Thursday, April 7, 2011

Fucked Up Epiphany

What feels more torturous, the one you love doesnt love you back, or when she question your love ?

The latter one seems more intimidating to miss. Man it hurts, it hurts like hell. The one person you trust the most, you felt free the most to share with, so sweetly ask you to take an exit. That is so not fair, notice should have been issued to have change yourself beforehand. Its rightly said that your mind understand you the most in this entire world. Well it doesnt ever misunderstand you. Its the heart that longs for someone to understand the pain, the agony inside it. Its the heart that cries out loud to someone to understand its silence. Understand the emotions swirling inside it, without being told about. Fucking heart, not only end up hurting others, but also end up shattering into pieces itself. From where do i bring a tape strong enough to paste the broken pieces to make a whole new heart. Love is a strange thing, it makes people do stuffs that they doesnt like a bit. But still its worth it, its worth every bit of getting killed slowly.

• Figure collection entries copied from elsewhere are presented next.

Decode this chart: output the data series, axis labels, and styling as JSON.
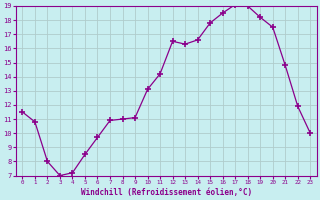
{
  "x": [
    0,
    1,
    2,
    3,
    4,
    5,
    6,
    7,
    8,
    9,
    10,
    11,
    12,
    13,
    14,
    15,
    16,
    17,
    18,
    19,
    20,
    21,
    22,
    23
  ],
  "y": [
    11.5,
    10.8,
    8.0,
    7.0,
    7.2,
    8.5,
    9.7,
    10.9,
    11.0,
    11.1,
    13.1,
    14.2,
    16.5,
    16.3,
    16.6,
    17.8,
    18.5,
    19.1,
    19.0,
    18.2,
    17.5,
    14.8,
    11.9,
    10.0
  ],
  "line_color": "#8b008b",
  "marker": "+",
  "marker_color": "#8b008b",
  "bg_color": "#c8eef0",
  "grid_color": "#b0cccc",
  "xlabel": "Windchill (Refroidissement éolien,°C)",
  "xlabel_color": "#8b008b",
  "tick_color": "#8b008b",
  "ylim": [
    7,
    19
  ],
  "xlim": [
    -0.5,
    23.5
  ],
  "yticks": [
    7,
    8,
    9,
    10,
    11,
    12,
    13,
    14,
    15,
    16,
    17,
    18,
    19
  ],
  "xticks": [
    0,
    1,
    2,
    3,
    4,
    5,
    6,
    7,
    8,
    9,
    10,
    11,
    12,
    13,
    14,
    15,
    16,
    17,
    18,
    19,
    20,
    21,
    22,
    23
  ]
}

And here i promised to maintain a cool attitude. Now how do i restrict my idiotic thumping machine to keep things upto itself, to console itself when it needs one so dearly. To keep standing when it needs a shoulder to keep its head on. Seems funny actually to find yourself in such a fucked up situation, when you find yourself abandoned, when you had a hand always ready to catch your tears. I guess its just me and myself and I all over again. Now do i understand how it feels to be lonely, to be all alone. I feel so lonely, so desolute. Please come back honey !!.

So i would be logging on into, to pour out my hearts woe on a routine basis i guess. After all the anguish needs to be flushed somehow, let it be in form of writing then. This is to me, signing off to be back very soon.